Kerry James Marshall and Faith Ringgold Receive CAA Awards for Distinction

The award ceremony takes place in February.

Kerry James Marshall. Photo BARBARA SAX/AFP/Getty Images.
Kerry James Marshall. Photo BARBARA SAX/AFP/Getty Images.

The College Art Association (CAA) has announced the recipients of the 2017 Awards for Distinction, which celebrates the achievements of artists, art historians, authors, conservators, curators, and critics whose work has an impact both in their professional fields and the art world at large.

Kerry James Marshall is the recipient of the 2017 CAA Artist Award for Distinguished Body of Work, while Faith Ringgold is the winner of the 2017 CAA Distinguished Artist Award for Lifetime Achievement.

Marshall, who’s currently the subject of a widely praised retrospective at the Met Breuer in New York (on view until January 29), is being honored for his paintings, which depict “the African American experience through a medium that has often overlooked the lives of black Americans.”

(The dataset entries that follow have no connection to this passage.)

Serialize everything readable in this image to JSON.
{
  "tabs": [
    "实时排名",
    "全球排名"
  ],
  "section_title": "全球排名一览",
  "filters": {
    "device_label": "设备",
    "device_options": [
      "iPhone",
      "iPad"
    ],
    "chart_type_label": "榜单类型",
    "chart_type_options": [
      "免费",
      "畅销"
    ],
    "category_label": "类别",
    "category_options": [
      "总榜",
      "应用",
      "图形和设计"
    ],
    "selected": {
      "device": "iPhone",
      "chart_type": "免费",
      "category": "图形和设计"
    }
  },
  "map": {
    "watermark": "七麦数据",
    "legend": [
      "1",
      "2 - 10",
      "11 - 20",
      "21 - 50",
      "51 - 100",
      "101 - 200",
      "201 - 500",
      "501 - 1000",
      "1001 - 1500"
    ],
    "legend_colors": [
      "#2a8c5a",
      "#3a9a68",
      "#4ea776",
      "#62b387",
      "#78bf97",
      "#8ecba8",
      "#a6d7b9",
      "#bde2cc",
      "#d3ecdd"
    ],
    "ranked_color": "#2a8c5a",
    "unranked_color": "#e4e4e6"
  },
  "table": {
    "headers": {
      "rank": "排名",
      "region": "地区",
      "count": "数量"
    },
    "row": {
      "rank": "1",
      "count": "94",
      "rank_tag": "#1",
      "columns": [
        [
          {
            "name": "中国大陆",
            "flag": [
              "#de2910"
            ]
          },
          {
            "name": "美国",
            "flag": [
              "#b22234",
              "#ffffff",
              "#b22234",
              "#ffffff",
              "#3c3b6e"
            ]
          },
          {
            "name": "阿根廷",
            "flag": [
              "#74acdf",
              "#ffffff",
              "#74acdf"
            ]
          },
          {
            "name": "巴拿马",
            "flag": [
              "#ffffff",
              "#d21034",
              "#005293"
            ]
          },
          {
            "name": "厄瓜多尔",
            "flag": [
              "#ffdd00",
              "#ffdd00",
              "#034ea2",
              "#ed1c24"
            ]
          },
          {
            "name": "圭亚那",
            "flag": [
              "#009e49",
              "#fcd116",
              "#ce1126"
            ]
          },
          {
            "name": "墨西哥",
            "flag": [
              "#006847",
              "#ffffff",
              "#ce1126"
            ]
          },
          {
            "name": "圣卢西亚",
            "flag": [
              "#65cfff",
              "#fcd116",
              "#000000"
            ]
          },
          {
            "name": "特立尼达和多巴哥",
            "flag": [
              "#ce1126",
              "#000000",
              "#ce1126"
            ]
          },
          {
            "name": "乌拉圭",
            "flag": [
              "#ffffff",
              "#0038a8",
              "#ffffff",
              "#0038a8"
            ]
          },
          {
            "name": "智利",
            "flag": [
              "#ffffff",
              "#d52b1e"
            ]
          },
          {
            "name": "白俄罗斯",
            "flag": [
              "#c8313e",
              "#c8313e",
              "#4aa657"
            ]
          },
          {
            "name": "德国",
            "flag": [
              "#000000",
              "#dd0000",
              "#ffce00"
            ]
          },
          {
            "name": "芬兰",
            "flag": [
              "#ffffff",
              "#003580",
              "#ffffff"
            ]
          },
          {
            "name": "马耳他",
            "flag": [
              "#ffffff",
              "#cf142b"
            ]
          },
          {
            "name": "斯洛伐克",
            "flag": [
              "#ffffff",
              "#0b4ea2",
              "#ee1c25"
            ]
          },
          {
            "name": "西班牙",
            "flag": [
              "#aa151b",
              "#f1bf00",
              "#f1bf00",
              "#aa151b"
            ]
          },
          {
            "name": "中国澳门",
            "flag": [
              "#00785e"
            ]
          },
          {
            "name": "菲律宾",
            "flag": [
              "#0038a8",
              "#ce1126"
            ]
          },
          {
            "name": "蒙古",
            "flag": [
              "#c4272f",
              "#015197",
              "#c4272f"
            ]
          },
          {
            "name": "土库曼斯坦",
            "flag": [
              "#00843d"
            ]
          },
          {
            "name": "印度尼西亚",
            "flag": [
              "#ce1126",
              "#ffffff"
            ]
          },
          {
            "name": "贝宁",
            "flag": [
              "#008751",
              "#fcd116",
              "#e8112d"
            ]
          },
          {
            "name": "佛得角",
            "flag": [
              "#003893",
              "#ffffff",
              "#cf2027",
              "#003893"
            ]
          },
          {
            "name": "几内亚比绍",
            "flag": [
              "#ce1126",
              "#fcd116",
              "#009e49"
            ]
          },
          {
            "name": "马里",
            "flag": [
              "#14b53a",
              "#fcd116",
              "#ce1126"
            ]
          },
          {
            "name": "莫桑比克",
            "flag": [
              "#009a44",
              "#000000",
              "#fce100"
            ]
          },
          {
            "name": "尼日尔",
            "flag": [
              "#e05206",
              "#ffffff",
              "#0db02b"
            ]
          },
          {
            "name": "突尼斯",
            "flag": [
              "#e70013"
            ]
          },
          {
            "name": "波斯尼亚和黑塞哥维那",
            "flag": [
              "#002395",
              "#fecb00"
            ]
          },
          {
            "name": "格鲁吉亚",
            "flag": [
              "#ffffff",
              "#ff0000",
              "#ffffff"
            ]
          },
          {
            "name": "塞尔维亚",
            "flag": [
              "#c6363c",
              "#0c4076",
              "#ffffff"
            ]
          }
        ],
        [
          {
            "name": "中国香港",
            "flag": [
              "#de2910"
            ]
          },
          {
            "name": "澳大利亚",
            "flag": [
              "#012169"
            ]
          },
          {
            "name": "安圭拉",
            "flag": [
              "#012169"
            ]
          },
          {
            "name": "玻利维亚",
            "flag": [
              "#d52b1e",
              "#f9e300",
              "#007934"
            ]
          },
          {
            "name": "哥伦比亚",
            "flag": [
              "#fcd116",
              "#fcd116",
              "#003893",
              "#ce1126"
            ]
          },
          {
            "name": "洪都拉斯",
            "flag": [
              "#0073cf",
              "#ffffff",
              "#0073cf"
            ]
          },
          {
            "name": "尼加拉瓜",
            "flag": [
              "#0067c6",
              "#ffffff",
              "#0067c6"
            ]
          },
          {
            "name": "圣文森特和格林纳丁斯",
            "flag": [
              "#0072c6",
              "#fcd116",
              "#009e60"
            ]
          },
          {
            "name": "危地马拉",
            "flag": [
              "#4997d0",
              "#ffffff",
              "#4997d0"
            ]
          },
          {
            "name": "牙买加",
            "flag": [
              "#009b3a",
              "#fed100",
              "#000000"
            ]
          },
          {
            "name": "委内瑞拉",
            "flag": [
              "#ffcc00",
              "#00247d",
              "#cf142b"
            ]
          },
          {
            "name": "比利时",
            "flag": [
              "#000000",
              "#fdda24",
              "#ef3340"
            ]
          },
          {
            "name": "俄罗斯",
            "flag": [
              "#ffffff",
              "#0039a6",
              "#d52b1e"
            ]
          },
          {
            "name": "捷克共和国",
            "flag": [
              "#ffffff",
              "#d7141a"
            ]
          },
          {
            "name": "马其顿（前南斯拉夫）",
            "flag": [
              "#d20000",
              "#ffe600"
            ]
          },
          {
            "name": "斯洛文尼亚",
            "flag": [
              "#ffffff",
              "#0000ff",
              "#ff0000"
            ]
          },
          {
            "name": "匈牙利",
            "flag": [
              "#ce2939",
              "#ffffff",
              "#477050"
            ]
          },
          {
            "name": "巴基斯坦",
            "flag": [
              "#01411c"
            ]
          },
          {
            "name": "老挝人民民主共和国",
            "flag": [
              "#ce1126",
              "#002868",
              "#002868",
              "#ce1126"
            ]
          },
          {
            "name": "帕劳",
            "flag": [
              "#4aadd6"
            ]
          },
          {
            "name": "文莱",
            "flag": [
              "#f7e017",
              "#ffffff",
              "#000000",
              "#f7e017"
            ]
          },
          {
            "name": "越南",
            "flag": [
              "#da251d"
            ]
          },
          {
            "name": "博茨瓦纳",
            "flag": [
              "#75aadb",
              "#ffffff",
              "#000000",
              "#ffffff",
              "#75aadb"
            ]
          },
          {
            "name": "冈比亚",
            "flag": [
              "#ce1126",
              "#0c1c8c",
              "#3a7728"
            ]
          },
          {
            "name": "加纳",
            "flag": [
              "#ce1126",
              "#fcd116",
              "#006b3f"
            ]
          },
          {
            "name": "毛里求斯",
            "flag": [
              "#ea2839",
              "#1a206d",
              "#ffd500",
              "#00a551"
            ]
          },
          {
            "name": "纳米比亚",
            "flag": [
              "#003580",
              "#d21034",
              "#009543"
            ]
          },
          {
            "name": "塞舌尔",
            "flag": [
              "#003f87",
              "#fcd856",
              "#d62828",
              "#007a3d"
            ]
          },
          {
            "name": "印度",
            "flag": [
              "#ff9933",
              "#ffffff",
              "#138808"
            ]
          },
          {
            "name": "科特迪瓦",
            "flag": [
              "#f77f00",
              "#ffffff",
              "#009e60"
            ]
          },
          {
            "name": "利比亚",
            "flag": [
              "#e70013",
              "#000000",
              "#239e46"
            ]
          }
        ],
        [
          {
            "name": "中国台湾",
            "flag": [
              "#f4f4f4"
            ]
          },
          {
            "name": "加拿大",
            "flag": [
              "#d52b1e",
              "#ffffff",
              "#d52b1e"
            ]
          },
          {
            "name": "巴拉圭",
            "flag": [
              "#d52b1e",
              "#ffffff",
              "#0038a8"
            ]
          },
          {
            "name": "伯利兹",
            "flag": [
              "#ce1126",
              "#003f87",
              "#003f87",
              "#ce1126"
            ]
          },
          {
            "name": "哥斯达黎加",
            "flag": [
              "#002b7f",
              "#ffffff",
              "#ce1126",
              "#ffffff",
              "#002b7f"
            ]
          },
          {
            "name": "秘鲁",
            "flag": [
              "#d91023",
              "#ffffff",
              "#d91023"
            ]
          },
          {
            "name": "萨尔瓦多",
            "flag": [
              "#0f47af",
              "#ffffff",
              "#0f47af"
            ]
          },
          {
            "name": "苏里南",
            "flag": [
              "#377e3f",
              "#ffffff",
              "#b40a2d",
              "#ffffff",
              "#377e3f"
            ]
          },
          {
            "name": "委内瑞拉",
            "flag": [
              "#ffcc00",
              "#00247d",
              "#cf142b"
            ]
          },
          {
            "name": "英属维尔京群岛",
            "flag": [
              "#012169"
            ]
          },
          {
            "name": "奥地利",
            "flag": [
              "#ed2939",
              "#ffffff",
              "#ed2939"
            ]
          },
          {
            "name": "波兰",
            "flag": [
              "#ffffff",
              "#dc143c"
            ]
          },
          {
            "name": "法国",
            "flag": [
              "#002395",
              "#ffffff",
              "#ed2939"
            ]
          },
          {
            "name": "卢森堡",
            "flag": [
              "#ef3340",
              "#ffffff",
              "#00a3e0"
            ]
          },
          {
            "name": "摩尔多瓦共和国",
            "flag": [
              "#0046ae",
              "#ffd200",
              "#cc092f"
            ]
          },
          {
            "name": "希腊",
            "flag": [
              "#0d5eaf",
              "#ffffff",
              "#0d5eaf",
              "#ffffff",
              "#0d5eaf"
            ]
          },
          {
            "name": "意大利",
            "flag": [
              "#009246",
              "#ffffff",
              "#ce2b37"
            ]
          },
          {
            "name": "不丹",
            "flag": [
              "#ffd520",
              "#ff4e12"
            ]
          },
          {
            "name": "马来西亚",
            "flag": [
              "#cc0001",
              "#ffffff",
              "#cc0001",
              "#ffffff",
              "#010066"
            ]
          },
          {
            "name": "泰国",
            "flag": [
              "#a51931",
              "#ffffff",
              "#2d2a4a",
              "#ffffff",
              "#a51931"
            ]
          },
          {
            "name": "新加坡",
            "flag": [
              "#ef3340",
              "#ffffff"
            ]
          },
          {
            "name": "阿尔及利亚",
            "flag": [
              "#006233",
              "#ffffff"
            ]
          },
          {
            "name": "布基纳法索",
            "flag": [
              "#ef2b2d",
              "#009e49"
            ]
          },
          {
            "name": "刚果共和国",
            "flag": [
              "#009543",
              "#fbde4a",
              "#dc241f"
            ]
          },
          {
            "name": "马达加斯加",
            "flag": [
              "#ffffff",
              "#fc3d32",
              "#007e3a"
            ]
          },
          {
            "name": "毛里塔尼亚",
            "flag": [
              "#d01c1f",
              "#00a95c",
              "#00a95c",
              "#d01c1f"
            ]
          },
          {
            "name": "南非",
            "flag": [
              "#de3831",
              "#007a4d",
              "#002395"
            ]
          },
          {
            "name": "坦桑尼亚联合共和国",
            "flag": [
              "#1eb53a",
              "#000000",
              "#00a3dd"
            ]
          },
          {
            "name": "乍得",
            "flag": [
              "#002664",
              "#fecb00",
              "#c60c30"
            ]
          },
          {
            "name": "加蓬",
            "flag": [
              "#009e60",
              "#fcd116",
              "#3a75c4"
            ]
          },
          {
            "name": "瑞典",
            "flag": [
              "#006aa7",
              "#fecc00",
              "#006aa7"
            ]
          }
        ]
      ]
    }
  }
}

Meanwhile, Ringgold, who, according to the release, is widely considered one of the most influential living African American artists, has been awarded for her multidisciplinary work, comprising painting, quilts, sculpture, performance, and children’s books, which explores Civil Rights, racial justice, feminism, and art history.

Other 2017 awardees include Laura U. Marks, who’s won the Frank Jewett Mather Award for Art Criticism for Hanan al-Cinema: Affections for the Moving Image, published by MIT Press; Joan Marter, who’s won the Distinguished Feminist Award; Amy A. DaPonte, who’s won the Art Journal Award; and Ruth Fine, who’s won the Alfred H. Barr Jr. Award for editing the book Procession: The Art of Norman Lewis, published by Pennsylvania Academy of the Fine Arts in association with the University of California Press.

The complete list of awardees and finalists can be viewed here.

The awards will be presented during the CAA Annual Conference on February 15, at the New York Hilton Midtown. The conference, which is running from February 15–18, will focus on the topics of race and politics.

For example, the Columbia art historian and MacArthur “genius” Kellie Jones will appear on a panel with New York University’s Deborah Willis and Cornell University’s Cheryl Finley to discuss social movements, from emancipation to Black Lives Matter.

Another panel will consider whether socially engaged art has an impact beyond the art world, with contributions by scholars including Elizabeth Driscoll Smith, Elizabeth Grady, Steve Lambert, Ariane Noël de Tilly, and Blake Stimson.